Getting Started
Architecture
NServiceBus
Transports
Persistence
ServiceInsight
ServicePulse
ServiceControl
Monitoring
Modernization
Samples

Azure Cosmos DB Persistence

Target Version: NServiceBus 9.x

The Azure Cosmos DB persister uses the Azure Cosmos DB NoSQL database service for storage.

Persistence at a glance

For a description of each feature, see the persistence at a glance legend.

Feature
Supported storage typesSagas, Outbox
TransactionsUsing TransactionalBatch, with caveats
Concurrency controlOptimistic concurrency, optional pessimistic concurrency
Scripted deploymentNot supported
InstallersContainer is created by installers.

Usage

Add a NuGet package reference to NServiceBus.Persistence.CosmosDB. Configure the endpoint to use the persister through the following configuration API:

endpointConfiguration.UsePersistence<CosmosPersistence>()
    .CosmosClient(new CosmosClient("ConnectionString"));

Token credentials

Using a TokenCredential enables the usage of Microsoft Entra ID authentication such as managed identities for Azure resources instead of the requiring a shared secret in the connection string.

A TokenCredential can be provided by using the corresponding CosmosClient constructor overload when creating the client passed to the persister.

Customizing the database used

By default, the persister will store records in a database named NServiceBus.
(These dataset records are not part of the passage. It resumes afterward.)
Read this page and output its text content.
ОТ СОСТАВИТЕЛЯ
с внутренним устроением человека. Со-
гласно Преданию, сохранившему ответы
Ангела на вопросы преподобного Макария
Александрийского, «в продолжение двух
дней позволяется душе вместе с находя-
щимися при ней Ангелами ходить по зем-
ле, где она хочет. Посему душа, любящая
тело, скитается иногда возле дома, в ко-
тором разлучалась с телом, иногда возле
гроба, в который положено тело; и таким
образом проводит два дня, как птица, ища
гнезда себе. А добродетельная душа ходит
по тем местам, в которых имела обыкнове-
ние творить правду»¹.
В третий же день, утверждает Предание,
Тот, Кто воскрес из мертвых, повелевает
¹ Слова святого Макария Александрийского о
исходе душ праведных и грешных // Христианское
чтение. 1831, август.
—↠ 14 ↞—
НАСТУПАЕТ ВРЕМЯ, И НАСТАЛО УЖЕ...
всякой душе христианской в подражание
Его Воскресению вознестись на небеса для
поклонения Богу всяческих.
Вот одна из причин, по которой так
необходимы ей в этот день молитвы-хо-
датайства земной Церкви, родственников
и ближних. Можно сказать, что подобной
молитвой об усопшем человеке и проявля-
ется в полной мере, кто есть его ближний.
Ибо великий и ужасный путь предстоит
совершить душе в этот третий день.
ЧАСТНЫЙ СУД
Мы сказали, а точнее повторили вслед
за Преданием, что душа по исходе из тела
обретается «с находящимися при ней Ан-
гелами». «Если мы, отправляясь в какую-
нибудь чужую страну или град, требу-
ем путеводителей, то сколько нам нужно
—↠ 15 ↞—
This can be overwritten by using the following configuration API:

endpointConfiguration.UsePersistence<CosmosPersistence>()
    .CosmosClient(new CosmosClient("ConnectionString"))
    .DatabaseName("DatabaseName");

Customizing the container used

The container that is used by default for all incoming messages is specified via the DefaultContainer(..) configuration API:

endpointConfiguration.UsePersistence<CosmosPersistence>()
    .CosmosClient(new CosmosClient("ConnectionString"))
    .DefaultContainer(
        containerName: "ContainerName",
        partitionKeyPath: "/partition/key/path");

Added in version 3.2.1: By default, message container extractors cannot override the configured default container. To allow extractors to override the default container, enable the EnableContainerFromMessageExtractor flag:

config.UsePersistence<CosmosPersistence>()
    .EnableContainerFromMessageExtractor();

When this flag is enabled and multiple extractors are configured, the last extractor in the pipeline determines the final container. For example, if both a Header Extractor (physical stage) and a Message Extractor (logical stage) are configured, the Message Extractor takes precedence.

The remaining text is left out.